We here in Ukraine still have a long way to go in the direction of sustainability, but we heading in the right direction and that’s good news. Awareness regarding new this trend in UA is still fairly limited, but there are a number of emerging designers who continue spreading the word about the importance of sustainable-fashion.

At hand-tailored fashion brand #LOVE, we try to ensure our clients know the terms, such as “organic cotton”, when they are buying. For example, did you know that the production of one cotton blouse requires 2 700 litres of water and 150 grams of pesticide. Overuse of water on cotton plantations and the use of pesticides can lead to casualties, which is becoming more and more common in the textile industry. Organic cotton is one answer.

Clothing as Investment

Kyiv is definitely on its way to becoming a fully-fledged European city and its millennials are getting more and more into fashion. Clothes are seen as a sort of investment – no one wants or perhaps can afford to buy a new wardrobe every season from scratch, which is one of the biggest reasons fast fashion is being replaced by slow fashion. What’s the difference?

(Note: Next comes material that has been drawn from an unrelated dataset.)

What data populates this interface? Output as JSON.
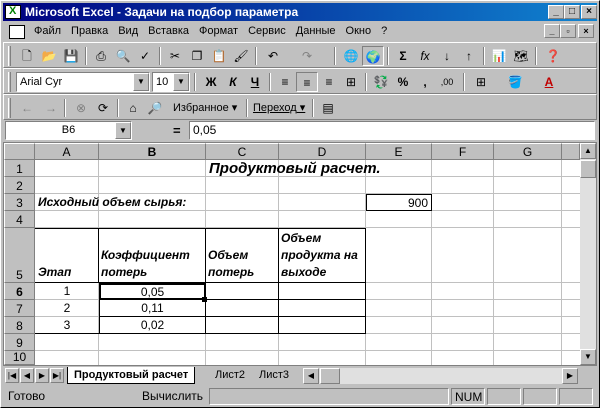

Fast fashion is a brand philosophy that follows cheap production, cutting-edge trends that often go out of trend next season, and cheap synthetics treated as fabrics. Slow fashion is far more concerned with ethical production as well as high-quality and long-lasting trends. Sustainable production also means higher salaries for sewing staff as well as socially responsible policies and paper packaging.

The subject of sustainability is currently a big topic of conversation with fashion magazines. Just last year, British fashion journalist with Vogue Harriet Quick produced a substantial piece on the Soviet aesthetic, a look highly in fashion these days. While beautifully yet elusively touching on this short-term trend, her take home was that

being feminine and classy would always be “en vogue”, and that should be the goal.

It’s one of the reasons, at #LOVE, we believe if you want to invest in a cutting-edge piece of fashion, do it with an outstanding pattern that reflects a brand’s design, or invest in a classic silhouette. For example, when the oversized Soviet-style jean jacket started becoming finding its way into collections around the map, #LOVE came up with its own jean bomber jacket, and clients were able to take home a good and sustainable fashion investment for seasons to come.

Not Only About $$

Why it is important to buy fashion that does not go out of trend the next season? It’s not only about the money. Though this is also important in today’s current financial environment here in Ukraine and certainly in recessions globally. But it’s also about being conscious of the planet we live on. The amount of cheap fashion we buy and then easily let go of is a huge environmental problem. According to statistics, 7 million tons of clothes are thrown out annually, and only 12% of that waste is being recycled or reused. The values and story behind a brand are so important – more on this to come.

The lesson? Learn before you buy. Awareness is also a cool trend.